Aroma masakan menguar bersama irama tingkilan. Dari kudapan putu labuk, tepung beras yang dikukus dan digulung bertabur kelapa parut, sampai gence ruwan (semacam pepes ikan gabus) terhidang membangkitkan selera sarapan.
Namun, ada juga kudapan cenil, lupis, ketan hitam yang diguyur gula merah khas kuliner Jawa. Keanekaragaman kuliner ini tampaknya mengingatkan ragam suku yang menghuni Tenggarong. "Kekayaan Kutai tidak bisa kita lihat," ujar Nueng Ibrahim, penggiat seni keroncong tingkilan khas wilayah ini. "Kekayaan Kutai adalah kemurahan hati warganya."
Menurutnya Kota Tenggarong telah menjadi kawasan mencairnya budaya aneka suku bangsa di Nusantara. Warga Kutai menerima kedatangan mereka dengan keramahan budayanya.
Di ruas jalan Diponegoro, depan Planetarium Jagad Raya, sebuah tenda kuning didirikan khusus untuk para pejabat yang hadir.

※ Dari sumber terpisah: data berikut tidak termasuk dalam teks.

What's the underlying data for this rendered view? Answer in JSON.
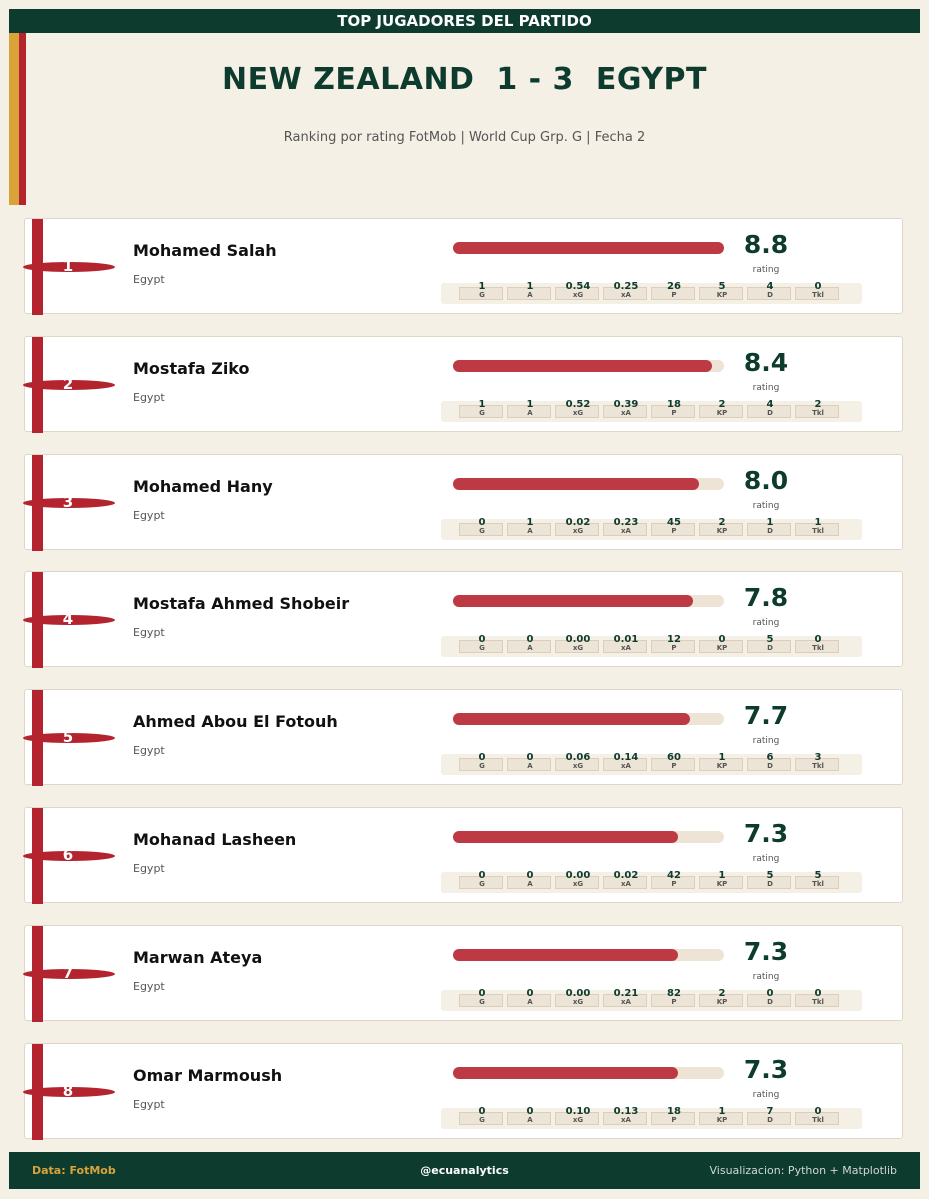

Bupati Rita Widyasari, Putra Mahkota Kasultanan Kutai Adji Mohamad Arifin, dan kerabat kasultanan. Selain itu acara ini juga dihadiri Wakil Menteri Kebudayaan Mesir dan para perwakilan organisasi internasional tentang festival adat dan seni budaya (CIOFF).
Tampaknya, ada saja kelompok yang tak sabar dan berebut untuk segera mencicipi aneka hidangan itu. Suasana riang nan semarak beseprah pun telah dimulai. Bahkan, sebelum para pejabat hadir untuk meresmikan pembukaan acara, sebagian kelompok telah selesai menikmati hidangan yang menggelorakan selera sarapan itu.
Beseprah merupakan tradisi makan bersama Kasultanan Kutai. "Makan beseprah itu artinya berat sama dipikul, ringan sama dijinjing," ujar Nueng. "Saling menunggu untuk makan bersama-sama. Jangan ingin kenyang sendiri."
Dia mengharapkan kearifan leluhur itu juga diterapkan dalam kehidupan tataran keluarga hingga pemerintahan. "Ilmu di Kutai itu adalah hakikat," ujar Nueng. "Menyajikan segala sesuatunya dengan hakikat."